The Indian Rupee (INR) opens on a weak note against the US Dollar (USD) on Wednesday. The USD/INR pair rises to near 88.80 as the Indian Rupee underperforms ahead of the release of India’s Consumer Price Index (CPI) data for October at 10:30 GMT.
Economists expect India’s retail inflation to have grown 0.48% on an annualized basis, slower than 1.54% growth seen in September. The expectations of a soft CPI figure are driven by a sustained fall in food prices.
According to analysts at Bank of America (BofA), “Base effects are most supportive in this month, as it mirrors the sharp increase in vegetable prices we had seen in October last year”.
Signs of price pressures cooling would boost expectations of further monetary policy easing by the Reserve Bank of India (RBI) this year. So far this year, the RBI has already reduced its Repo Rate by 100 basis points (bps) to 5.5%.
Meanwhile, the continuous outflow of foreign funds from the Indian stock market due to an absence of a United States (US)-India trade deal announcement has been keeping the Indian Rupee on the back foot. On Tuesday, Foreign Institutional Investors (FIIs) turned out to be net sellers again and sold shares worth Rs. 803.22 crore.

USD/INR rises to near 88.80 at open on Wednesday. The near-term trend of the pair remains bullish as it stays above the 20-day Exponential Moving Average (EMA), which trades around 88.65.

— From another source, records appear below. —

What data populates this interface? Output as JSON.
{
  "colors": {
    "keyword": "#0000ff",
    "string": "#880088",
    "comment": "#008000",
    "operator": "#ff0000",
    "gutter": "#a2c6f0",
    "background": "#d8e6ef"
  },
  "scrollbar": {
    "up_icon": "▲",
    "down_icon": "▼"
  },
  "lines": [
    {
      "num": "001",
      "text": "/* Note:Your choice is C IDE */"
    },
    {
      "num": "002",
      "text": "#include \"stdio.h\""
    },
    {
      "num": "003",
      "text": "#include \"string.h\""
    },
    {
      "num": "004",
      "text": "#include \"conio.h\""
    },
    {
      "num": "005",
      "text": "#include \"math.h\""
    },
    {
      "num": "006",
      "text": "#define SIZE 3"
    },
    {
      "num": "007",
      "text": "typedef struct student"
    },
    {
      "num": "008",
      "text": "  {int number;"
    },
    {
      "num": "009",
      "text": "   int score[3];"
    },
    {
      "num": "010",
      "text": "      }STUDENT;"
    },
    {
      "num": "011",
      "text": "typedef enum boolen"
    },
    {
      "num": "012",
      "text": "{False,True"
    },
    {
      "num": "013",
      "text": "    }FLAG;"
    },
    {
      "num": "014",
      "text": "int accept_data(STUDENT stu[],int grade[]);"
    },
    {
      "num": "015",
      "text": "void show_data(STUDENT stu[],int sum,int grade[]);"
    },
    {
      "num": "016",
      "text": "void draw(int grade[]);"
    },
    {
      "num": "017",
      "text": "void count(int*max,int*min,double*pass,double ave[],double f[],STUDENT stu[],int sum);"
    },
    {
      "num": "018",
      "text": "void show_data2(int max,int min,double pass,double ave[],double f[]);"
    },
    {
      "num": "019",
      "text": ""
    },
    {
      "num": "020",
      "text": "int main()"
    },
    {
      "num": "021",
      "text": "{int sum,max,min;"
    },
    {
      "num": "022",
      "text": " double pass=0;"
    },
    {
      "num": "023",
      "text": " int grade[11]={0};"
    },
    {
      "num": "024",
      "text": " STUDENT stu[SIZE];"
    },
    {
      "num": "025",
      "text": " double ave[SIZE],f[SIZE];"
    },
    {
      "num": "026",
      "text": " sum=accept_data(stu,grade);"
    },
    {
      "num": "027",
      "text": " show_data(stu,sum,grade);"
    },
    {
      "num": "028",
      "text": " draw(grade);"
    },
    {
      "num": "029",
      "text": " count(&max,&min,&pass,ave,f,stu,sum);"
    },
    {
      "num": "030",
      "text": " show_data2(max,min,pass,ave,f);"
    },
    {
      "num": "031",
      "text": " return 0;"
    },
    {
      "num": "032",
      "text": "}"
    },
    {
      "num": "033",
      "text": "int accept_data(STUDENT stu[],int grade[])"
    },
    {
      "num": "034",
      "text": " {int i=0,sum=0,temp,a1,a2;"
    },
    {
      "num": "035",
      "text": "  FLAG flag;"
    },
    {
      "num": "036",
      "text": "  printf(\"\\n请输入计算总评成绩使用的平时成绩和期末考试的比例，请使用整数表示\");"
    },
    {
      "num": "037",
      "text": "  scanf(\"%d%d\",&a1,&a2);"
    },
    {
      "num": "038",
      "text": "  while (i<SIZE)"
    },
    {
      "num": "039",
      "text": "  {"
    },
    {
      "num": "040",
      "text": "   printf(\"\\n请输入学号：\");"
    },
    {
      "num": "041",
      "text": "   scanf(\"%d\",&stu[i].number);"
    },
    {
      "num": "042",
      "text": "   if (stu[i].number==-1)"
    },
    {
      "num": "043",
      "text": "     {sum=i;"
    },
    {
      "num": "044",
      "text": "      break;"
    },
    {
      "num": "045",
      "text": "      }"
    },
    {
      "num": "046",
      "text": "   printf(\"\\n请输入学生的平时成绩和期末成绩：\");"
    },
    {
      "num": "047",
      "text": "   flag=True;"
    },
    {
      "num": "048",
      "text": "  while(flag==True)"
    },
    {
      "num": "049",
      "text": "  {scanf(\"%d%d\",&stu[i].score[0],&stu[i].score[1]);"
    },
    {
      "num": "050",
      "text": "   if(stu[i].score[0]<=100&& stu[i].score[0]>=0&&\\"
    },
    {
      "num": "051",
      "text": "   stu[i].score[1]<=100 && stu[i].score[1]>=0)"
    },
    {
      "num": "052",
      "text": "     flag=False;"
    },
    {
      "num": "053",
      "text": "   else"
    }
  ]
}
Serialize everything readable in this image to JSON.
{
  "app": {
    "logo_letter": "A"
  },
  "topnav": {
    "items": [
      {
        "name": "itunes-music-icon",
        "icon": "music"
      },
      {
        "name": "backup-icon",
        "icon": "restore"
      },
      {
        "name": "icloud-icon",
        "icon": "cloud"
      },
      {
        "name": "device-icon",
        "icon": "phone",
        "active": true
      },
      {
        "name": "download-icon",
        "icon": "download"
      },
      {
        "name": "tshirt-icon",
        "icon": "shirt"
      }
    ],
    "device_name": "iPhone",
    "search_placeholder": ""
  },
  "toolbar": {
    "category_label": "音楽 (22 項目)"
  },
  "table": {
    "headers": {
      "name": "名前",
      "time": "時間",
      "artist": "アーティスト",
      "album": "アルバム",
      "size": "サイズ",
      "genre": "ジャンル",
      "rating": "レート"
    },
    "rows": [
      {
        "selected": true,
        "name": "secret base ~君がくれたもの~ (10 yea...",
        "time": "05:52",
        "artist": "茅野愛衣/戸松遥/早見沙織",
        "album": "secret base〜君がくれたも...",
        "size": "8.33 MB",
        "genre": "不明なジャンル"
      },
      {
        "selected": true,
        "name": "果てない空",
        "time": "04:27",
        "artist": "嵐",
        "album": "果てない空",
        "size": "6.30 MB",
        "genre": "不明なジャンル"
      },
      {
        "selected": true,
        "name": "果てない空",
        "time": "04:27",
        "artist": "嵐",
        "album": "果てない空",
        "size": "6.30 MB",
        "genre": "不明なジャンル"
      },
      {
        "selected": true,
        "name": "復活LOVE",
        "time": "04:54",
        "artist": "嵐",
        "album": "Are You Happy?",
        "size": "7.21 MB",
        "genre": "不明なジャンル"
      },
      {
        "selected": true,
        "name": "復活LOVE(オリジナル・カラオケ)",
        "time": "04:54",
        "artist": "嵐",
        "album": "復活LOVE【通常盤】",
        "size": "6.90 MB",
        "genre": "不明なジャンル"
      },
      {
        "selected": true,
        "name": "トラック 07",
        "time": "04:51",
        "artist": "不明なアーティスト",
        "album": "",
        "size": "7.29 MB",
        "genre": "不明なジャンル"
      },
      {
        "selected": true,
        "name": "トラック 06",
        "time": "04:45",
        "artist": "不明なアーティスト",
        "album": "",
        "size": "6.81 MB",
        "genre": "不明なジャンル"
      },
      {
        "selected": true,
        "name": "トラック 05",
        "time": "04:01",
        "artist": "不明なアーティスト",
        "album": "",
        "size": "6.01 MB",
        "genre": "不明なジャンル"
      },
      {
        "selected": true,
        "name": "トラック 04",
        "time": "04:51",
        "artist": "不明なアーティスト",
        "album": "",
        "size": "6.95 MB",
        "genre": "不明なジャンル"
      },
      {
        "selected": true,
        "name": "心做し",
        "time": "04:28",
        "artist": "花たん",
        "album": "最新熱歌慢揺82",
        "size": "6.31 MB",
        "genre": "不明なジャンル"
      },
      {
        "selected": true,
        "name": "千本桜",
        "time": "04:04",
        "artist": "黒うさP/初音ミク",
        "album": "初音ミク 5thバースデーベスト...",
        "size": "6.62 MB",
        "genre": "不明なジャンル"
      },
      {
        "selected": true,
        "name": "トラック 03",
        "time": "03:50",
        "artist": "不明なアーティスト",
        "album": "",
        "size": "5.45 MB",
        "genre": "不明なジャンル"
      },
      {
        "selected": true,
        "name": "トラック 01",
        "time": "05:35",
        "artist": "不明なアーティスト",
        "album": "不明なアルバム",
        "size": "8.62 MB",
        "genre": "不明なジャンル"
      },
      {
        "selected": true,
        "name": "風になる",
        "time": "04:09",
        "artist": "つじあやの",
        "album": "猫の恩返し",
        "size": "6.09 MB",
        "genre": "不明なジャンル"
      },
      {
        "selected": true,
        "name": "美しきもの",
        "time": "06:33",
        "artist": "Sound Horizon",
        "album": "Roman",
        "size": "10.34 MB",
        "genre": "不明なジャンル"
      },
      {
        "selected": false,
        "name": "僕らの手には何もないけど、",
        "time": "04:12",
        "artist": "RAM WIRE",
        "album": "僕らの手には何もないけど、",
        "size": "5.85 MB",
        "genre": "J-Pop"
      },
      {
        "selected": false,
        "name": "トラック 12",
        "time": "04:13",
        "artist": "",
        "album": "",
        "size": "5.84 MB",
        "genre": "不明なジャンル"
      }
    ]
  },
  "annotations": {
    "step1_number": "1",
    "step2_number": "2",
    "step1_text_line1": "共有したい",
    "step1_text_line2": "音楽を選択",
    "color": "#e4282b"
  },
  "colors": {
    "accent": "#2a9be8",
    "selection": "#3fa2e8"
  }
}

The 14-day Relative Strength Index (RSI) strives to return above 60.00. A fresh bullish momentum would emerge if the RSI (14) manages to do so.
Looking down, the August 21 low of 87.07 will act as key support for the pair. On the upside, the all-time high of 89.12 will be a key barrier.
The Indian Rupee (INR) is one of the most sensitive currencies to external factors. The price of Crude Oil (the country is highly dependent on imported Oil), the value of the US Dollar – most trade is conducted in USD – and the level of foreign investment, are all influential. Direct intervention by the Reserve Bank of India (RBI) in FX markets to keep the exchange rate stable, as well as the level of interest rates set by the RBI, are further major influencing factors on the Rupee.
The Reserve Bank of India (RBI) actively intervenes in forex markets to maintain a stable exchange rate, to help facilitate trade. In addition, the RBI tries to maintain the inflation rate at its 4% target by adjusting interest rates. Higher interest rates usually strengthen the Rupee. This is due to the role of the ‘carry trade’ in which investors borrow in countries with lower interest rates so as to place their money in countries’ offering relatively higher interest rates and profit from the difference.
Macroeconomic factors that influence the value of the Rupee include inflation, interest rates, the economic growth rate (GDP), the balance of trade, and inflows from foreign investment. A higher growth rate can lead to more overseas investment, pushing up demand for the Rupee. A less negative balance of trade will eventually lead to a stronger Rupee. Higher interest rates, especially real rates (interest rates less inflation) are also positive for the Rupee. A risk-on environment can lead to greater inflows of Foreign Direct and Indirect Investment (FDI and FII), which also benefit the Rupee.
Higher inflation, particularly, if it is comparatively higher than India’s peers, is generally negative for the currency as it reflects devaluation through oversupply. Inflation also increases the cost of exports, leading to more Rupees being sold to purchase foreign imports, which is Rupee-negative. At the same time, higher inflation usually leads to the Reserve Bank of India (RBI) raising interest rates and this can be positive for the Rupee, due to increased demand from international investors. The opposite effect is true of lower inflation.